The Butterfly Effect
Updated: May 31
Today has very much been a day that was focussed on decisions…
If we want to offer the players more opportunities to strategize - should we expand the level map and make it more complex or should we stick to a simple map but expand on the realm of enemies or even add items? How much additional work could one or the other decision create for the other teammates? A seemingly “simple” decision like a more complex level map, for example, can easily snowball into more questions when it comes to enemy-pathfinding, the creation of an environment that looks reasonable instead of deserted and - most of all - the dreaded assassin of gameplay and level design - the CAMERA.
In the end we decided to focus more on the realm of enemies and now we have introduced two more variants: a weak but fast Sprinter-type and a slow but strong and tanky Elite-type. But we also scrapped our initial level topography and recreated a new one that would work better with a fixed camera. The whole design process reminds me a bit of knitting, especially when it comes to changing aspects: you can try to pull on a specific thread but since everything is interwoven the rest of your knittwork will follow.

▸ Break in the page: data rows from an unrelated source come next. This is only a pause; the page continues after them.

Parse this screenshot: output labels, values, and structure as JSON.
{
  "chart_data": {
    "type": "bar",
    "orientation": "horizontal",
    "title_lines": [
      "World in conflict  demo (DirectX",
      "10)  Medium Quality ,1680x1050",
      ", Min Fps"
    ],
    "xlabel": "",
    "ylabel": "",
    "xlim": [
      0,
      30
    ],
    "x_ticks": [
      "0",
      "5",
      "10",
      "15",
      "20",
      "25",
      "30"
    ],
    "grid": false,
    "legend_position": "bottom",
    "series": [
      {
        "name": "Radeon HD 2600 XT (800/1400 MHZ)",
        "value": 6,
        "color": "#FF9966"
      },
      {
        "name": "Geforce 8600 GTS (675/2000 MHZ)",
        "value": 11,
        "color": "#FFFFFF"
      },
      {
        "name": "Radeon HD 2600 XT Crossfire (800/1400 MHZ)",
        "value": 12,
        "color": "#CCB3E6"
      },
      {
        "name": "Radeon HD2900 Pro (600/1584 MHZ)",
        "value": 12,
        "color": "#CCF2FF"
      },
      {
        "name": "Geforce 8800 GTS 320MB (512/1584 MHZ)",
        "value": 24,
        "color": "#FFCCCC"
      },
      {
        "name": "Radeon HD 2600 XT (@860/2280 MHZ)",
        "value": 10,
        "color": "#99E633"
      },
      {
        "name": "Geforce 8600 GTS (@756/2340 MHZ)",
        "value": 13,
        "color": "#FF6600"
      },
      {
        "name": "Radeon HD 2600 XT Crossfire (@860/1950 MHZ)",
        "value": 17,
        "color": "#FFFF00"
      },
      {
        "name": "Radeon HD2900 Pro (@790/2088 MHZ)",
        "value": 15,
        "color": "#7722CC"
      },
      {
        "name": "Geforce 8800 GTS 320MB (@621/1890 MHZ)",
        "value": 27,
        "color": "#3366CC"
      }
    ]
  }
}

The second big decision of this day was concerned with priorities: we only have one single Programmer and even though he is fast and efficient he can only work on one task at a time. So should he concentrate on refining the pathfinding of the enemy AI or should he rather work on the creation of a wave system for our newly established enemy variants? Even better - what will we do if the two designers have opposing opinions of which task to prioritize? Personally, I found the establishment of waves more sensible because it would give the designers something to playtest and balance for the following days - so I voted for this one as the first task. My co-designer reminded me that we have to present our alpha-version on Monday so his preference was a fluid pathfinding for the enemies so it would look more polished in the presentation. In the end, he agreed on the wave mechanic, but I really hope he did it because he found my arguments convincing and not because he wanted to avoid a discussion.
I think what stayed with me the most when it comes to today is the impact and the consequences my decision as a designer can have for others. To be clear - it was something I already knew in theory, but seeing it play out in the project has made it so much more palpable for me. I hope I will grow in this area and learn how to make wise and well-informed decisions in the future.